На аэродром меня поехал провожать помощник секретаря, белобрысый, щербатый вологодский парень, студент-заочник библиотечного института. На прощанье я взял в буфете аэродрома бутылку сибирской "Облепихи". Закуски не было. Те же китовые консервы.

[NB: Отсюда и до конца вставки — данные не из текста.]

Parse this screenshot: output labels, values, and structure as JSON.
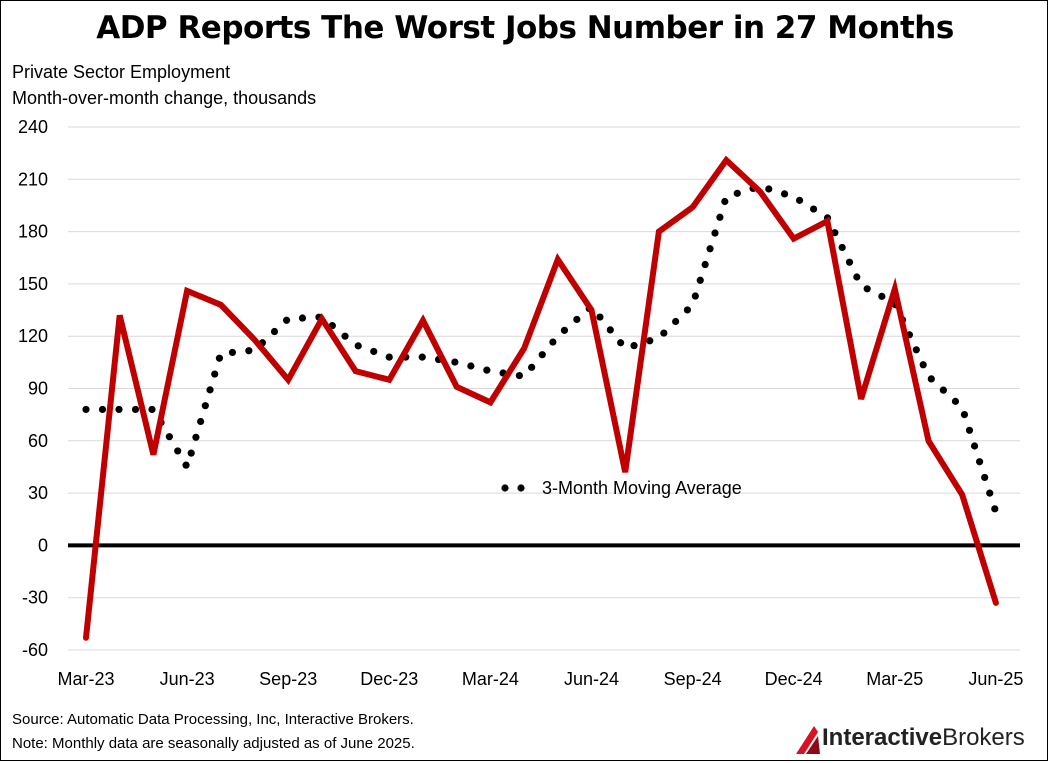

-- Послали меня как-то Наймушину помогать, -- заокал помощник, когда мы с ним чокнулись по второй, и я спросил, почему в Братск везут только кита в собственном соку. -- Делегацию, значит, принимал Наймушин. Не чинясь, сам полез в погреб... Он в коттедже живет, на Дворянской, знаете? Ну, на будущей набережной. Построили там коттеджи для детсадов, а заняли сами... Махнул мне, значит, Наймушин рукой, давай! Я -- за ним. Глянул в погреб, обомлел. По стенам -- окорока, коровья туша, баночки икры, ящики апельсинов. Наймушин ящик мне подал, подмигнул снизу: -- Сводим кое-как концы с концами, а?
К нашему столу подсел эвенк, низкорослый, суетливый, в курточке из протертой оленьей кожи, малицу перешил, что ли? Покосился красными больными глазками на бутылку. Я принес еще одну, разговор стал приятельским:
-- Дела, -- бормотал красноглазый эвенк. Он налил "Облепиху" в тарелку, макал в "Облепиху" хлеб и сосал набухшие ломти, суматошно бормоча: -- Дела! Самолетка есть, погодка нет. Погодка есть, самолетка нет. Погодка есть, самолетка есть, билетка нет. Второй неделя жду, больной мать везу...
Послышался гул, видно, летел наш самолет из Иркутска, и беловолосый помощник, то ли от стакана "Облепихи", то ли от откровенной беседы произнес вдруг слова, которые я вряд ли когда-либо забуду.
-- Хотите все понять? До корня?.. Наймушин и Гиндин всю жизнь строили гигантские электростанции. В Сибири, в Средней Азии. И всю жизнь -- руками заключенных. Теперь вместо НКВД шлют рабочих ЦК ВЛКСМ, Тихоокеанский флот, конторы по найму... Наймушину что НКВД, что ВЛКСМ... Буквы другие. А отношение к рабсиле привычное. Как на пересылке. Не люди. Зэки...
Самолет прошел мимо, гул затих. Предвещание эвенка оправдалось: "Погодка есть, самолетка нет".
Я вернулся назад, в гостиницу. Оставив там вещи, отправился в рабочее общежитие. Мимо меня бежали к Ангаре ребята. За ними двое девчат. Ватники распахнуты. Лица тревожные. Я повернул вслед за ними.